米軍普天間飛行場で2021年度、同飛行場に所属しない外来機の離着陸回数(タッチ・アンド・ゴーや通過、旋回を含む)が前年度比33%増の3446回となり、沖縄防衛局が24時間態勢の目視調査を始めた17年度以降、最多だったことが3日、分かった。日米の騒音防止協定で米軍機の飛行が制限されている深夜早朝(午後10時~翌午前6時)の離着陸は前年度比23%増の438回で2年連続の増加だった。

普天間飛行場で離着陸訓練を繰り返す米軍P8対潜哨戒機=2021年6月3日、宜野湾市(田嶋正雄撮影)

普天間飛行場の離着陸回数

普天間飛行場で離着陸訓練を繰り返す米軍P8対潜哨戒機=2021年6月3日、宜野湾市(田嶋正雄撮影) 普天間飛行場の離着陸回数

 宜野湾市は外来機の飛来禁止を求めているが、防衛局は「米軍は任務遂行能力を維持し日米安全保障条約の目的を達成するために、外来機を飛来させることがある」との立場で、米側への申し入れは「戦闘機の飛来は可能な限り避けるように」との表現にとどまる。

 同市が順守を求める騒音防止協定は「夜間訓練飛行は必要最小限に制限される。部隊司令官は、できる限り早く夜間の飛行を終了させるよう最大限努力を払う」との規定のみで、運用は米軍任せとなっている。
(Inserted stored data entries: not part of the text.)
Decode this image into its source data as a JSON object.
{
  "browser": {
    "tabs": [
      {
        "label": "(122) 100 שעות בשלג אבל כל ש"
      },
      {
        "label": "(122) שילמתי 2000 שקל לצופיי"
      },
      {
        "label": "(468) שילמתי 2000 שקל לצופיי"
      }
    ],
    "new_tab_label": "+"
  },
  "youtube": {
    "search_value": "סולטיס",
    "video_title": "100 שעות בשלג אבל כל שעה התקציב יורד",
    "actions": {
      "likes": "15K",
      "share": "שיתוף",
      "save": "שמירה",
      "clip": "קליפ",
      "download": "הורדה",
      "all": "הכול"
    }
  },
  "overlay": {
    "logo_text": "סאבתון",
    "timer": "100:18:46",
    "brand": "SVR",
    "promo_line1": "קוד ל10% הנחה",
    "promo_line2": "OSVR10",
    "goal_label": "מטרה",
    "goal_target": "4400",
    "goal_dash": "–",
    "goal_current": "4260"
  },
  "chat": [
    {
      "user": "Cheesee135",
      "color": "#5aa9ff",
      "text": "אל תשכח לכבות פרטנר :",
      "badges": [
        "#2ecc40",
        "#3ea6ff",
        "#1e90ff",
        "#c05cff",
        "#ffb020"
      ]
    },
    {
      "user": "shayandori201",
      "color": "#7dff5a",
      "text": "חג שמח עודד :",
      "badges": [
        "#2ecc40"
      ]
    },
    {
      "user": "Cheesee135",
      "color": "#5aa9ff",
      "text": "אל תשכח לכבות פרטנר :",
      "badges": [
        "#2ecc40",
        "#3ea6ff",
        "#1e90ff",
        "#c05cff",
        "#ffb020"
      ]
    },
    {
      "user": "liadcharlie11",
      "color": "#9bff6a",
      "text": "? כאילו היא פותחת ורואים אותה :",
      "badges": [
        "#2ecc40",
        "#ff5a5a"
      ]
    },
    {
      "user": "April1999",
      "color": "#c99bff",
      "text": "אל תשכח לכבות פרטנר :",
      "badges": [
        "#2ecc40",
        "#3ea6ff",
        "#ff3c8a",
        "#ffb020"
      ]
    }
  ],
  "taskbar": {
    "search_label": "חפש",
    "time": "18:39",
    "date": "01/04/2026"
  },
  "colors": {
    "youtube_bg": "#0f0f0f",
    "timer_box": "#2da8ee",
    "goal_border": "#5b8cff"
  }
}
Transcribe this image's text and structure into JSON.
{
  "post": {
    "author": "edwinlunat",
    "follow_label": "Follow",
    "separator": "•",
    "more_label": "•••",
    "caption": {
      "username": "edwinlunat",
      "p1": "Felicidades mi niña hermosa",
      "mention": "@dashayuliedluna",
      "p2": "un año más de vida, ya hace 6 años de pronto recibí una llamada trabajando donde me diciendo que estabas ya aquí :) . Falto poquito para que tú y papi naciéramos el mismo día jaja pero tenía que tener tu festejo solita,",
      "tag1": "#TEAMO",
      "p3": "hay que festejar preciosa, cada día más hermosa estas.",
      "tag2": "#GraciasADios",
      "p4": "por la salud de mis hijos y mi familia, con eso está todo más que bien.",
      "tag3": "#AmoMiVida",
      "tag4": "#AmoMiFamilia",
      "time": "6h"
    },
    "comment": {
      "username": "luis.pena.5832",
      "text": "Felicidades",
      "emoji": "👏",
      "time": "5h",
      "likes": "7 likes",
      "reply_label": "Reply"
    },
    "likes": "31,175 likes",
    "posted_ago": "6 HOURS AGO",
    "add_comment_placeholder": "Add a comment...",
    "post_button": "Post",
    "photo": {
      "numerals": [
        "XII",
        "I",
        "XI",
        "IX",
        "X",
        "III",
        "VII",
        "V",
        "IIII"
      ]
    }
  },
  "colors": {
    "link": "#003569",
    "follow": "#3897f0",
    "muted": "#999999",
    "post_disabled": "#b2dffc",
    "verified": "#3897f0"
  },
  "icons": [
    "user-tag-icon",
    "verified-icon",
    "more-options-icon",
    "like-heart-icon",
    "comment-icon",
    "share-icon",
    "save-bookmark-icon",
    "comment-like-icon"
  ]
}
 21年度に普天間飛行場で離着陸した外来機のうち、騒音の激しいジェット戦闘機は前年度比15%減の123回。内訳は、最新鋭ステルス戦闘機F35が89回で最も多く、FA18戦闘攻撃機20回、F15戦闘機14回が続いた。外来機のうち、市街地上空を旋回しタッチ・アンド・ゴーを繰り返すP8対潜哨戒機は同75%増の687回で過去最多だった。

 普天間の常駐機を含めた全機種の離着陸回数は12%減の1万6719回。常駐機の内訳は、最多がAH1攻撃ヘリ3505回(前年度比24%減)、低周波による健康被害が指摘されるMV22オスプレイ3257回(同23%減)、UH1多用途ヘリ3108回(同6%減)、CH53大型輸送ヘリ2894回(同23%減)だった。